La carte Google de Yahoo

Les analystes attendent une stratégie alternative pour Yahoo. Un accord publicitaire avec Google sur les liens sponsorisés, donné comme acquis le 2 mai par le Wall Street Journal, permettrait au portail d'intégrer sur les pages de son moteur de recherche les messages commerciaux fournis par Ad Words, la plate-forme de Google, considérée comme plus performante que Panama, celle de Yahoo. Au total, selon Citigroup Global Markets, le portail pourrait accroître ses revenus de 1 milliard de dollars s'il confiait ses petites annonces ciblées à Google sur les pages des résultats de ses requêtes. Un test, mené le mois dernier sur 3 % des recherches et soumis au Département américain de la justice, s'est même révélé concluant. « C'est un aveu très clair que Google est meilleur que Yahoo pour monétiser la recherche sur Internet », estime Laurent Geffroy, « senior manager » chez Greenwich Consulting. Reste à convaincre les autorités de la concurrence. Yahoo table sur le caractère non excluant de son dispositif puisqu'il serait ouvert à tous les distributeurs de liens sponsorisés et régulé par un système d'enchères. De quoi balayer les craintes d'une hégémonie publicitaire de Google dans la recherche ? « Il y a un risque, répond Jérôme de Labriffe, mais il y aura des règles de marché et si cela permet d'avoir une proposition plus performante et un spectre plus large... »

La stratégie d'acquisitions de Microsoft

Pour Steve Ballmer, un accord de Yahoo avec Google n'est pas un problème. Il affirme même avoir renoncé à une offre hostile sur Yahoo en raison de son projet d'alliance avec le moteur de recherche. Sans doute estime-t-il qu'il pourra toujours relancer une offre dans quelques mois... En attendant, Microsoft va chercher à grossir sur Internet. Le marché table sur des acquisitions et des partenariats stratégiques. Propriétaire de 1,6 % de Facebook, la firme possède une abondante trésorerie qui lui permettrait de se renforcer dans ce réseau social. Certains analystes évoquent aussi le site d'évaluation des contenus Digg. Sur le plan interne, la firme compte aussi tirer parti des nouvelles potentialités de son moteur Live Search (localisation géographique, stockage de données, etc.), qui ne pèse que pour 10 % des requêtes aux États-Unis et 5 % en Europe.

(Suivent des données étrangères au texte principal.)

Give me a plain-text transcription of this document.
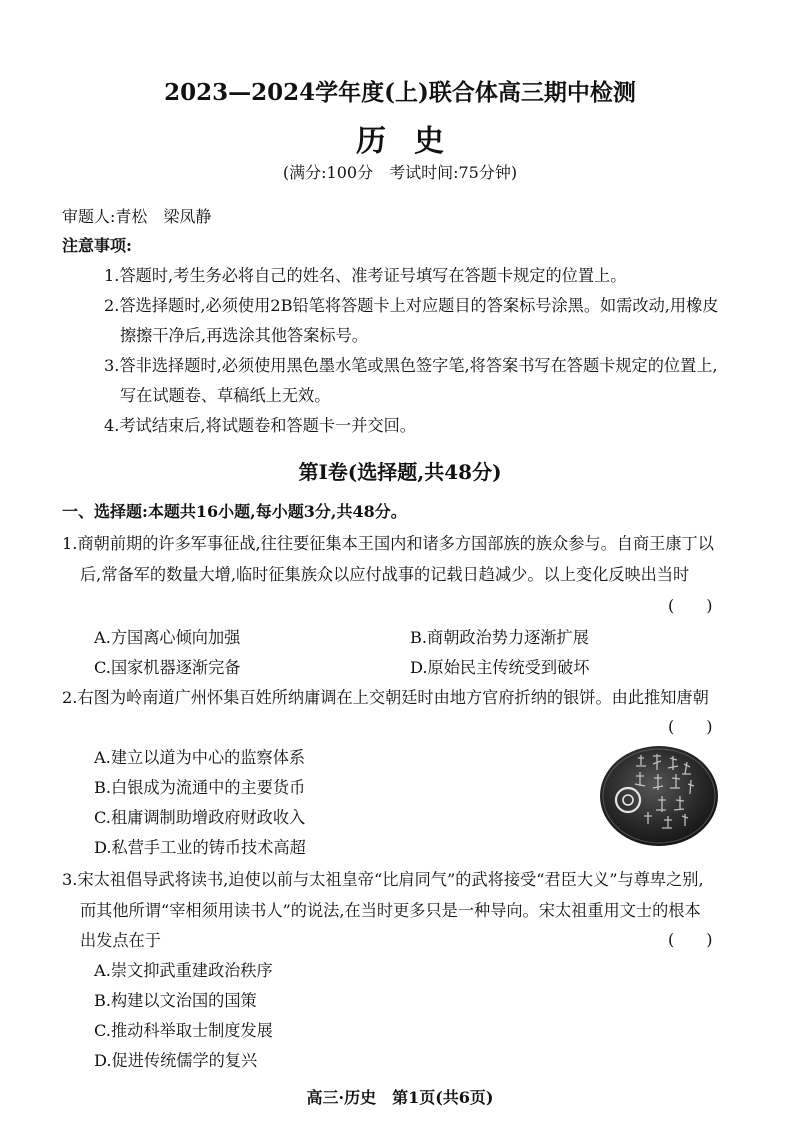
2023—2024学年度(上)联合体高三期中检测
历史
(满分:100分　考试时间:75分钟)
审题人:青松　梁凤静
注意事项:
1.答题时,考生务必将自己的姓名、准考证号填写在答题卡规定的位置上。
2.答选择题时,必须使用2B铅笔将答题卡上对应题目的答案标号涂黑。如需改动,用橡皮
擦擦干净后,再选涂其他答案标号。
3.答非选择题时,必须使用黑色墨水笔或黑色签字笔,将答案书写在答题卡规定的位置上,
写在试题卷、草稿纸上无效。
4.考试结束后,将试题卷和答题卡一并交回。
第Ⅰ卷(选择题,共48分)
一、选择题:本题共16小题,每小题3分,共48分。
1.商朝前期的许多军事征战,往往要征集本王国内和诸多方国部族的族众参与。自商王康丁以
后,常备军的数量大增,临时征集族众以应付战事的记载日趋减少。以上变化反映出当时
(　　)
A.方国离心倾向加强	B.商朝政治势力逐渐扩展
C.国家机器逐渐完备	D.原始民主传统受到破坏
2.右图为岭南道广州怀集百姓所纳庸调在上交朝廷时由地方官府折纳的银饼。由此推知唐朝
(　　)
A.建立以道为中心的监察体系
B.白银成为流通中的主要货币
C.租庸调制助增政府财政收入
D.私营手工业的铸币技术高超
3.宋太祖倡导武将读书,迫使以前与太祖皇帝“比肩同气”的武将接受“君臣大义”与尊卑之别,
而其他所谓“宰相须用读书人”的说法,在当时更多只是一种导向。宋太祖重用文士的根本
出发点在于	(　　)
A.崇文抑武重建政治秩序
B.构建以文治国的国策
C.推动科举取士制度发展
D.促进传统儒学的复兴
高三·历史　第1页(共6页)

Les groupes médias en position d'arbitres

L'avenir s'écrira sans doute aussi avec l'entrée en jeu des groupes médias. Yahoo, qui a étudié une alliance avec Time Warner, peut mettre la main sur AOL, la filiale Internet de ce dernier, en échange de 20 % de son capital. Mais selon le Financial Times, Microsoft a aussi eu des discussions avec AOL. Quant à News Corp., le groupe de Rupert Murdoch, après avoir offert ses services pour prendre le contrôle de Yahoo, il rêve de s'allier à Microsoft pour marier son site My Space avec les activités Internet du géant du logiciel. Pour le marché, une seule chose compte : la capacité de Microsoft à contrer Google. « Un partenariat ou l'acquisition des activités Internet de New Corp. ou d'AOL serait un bon début », estime Peter Misek, analyste de Canaccord Adams, cité par Reuters.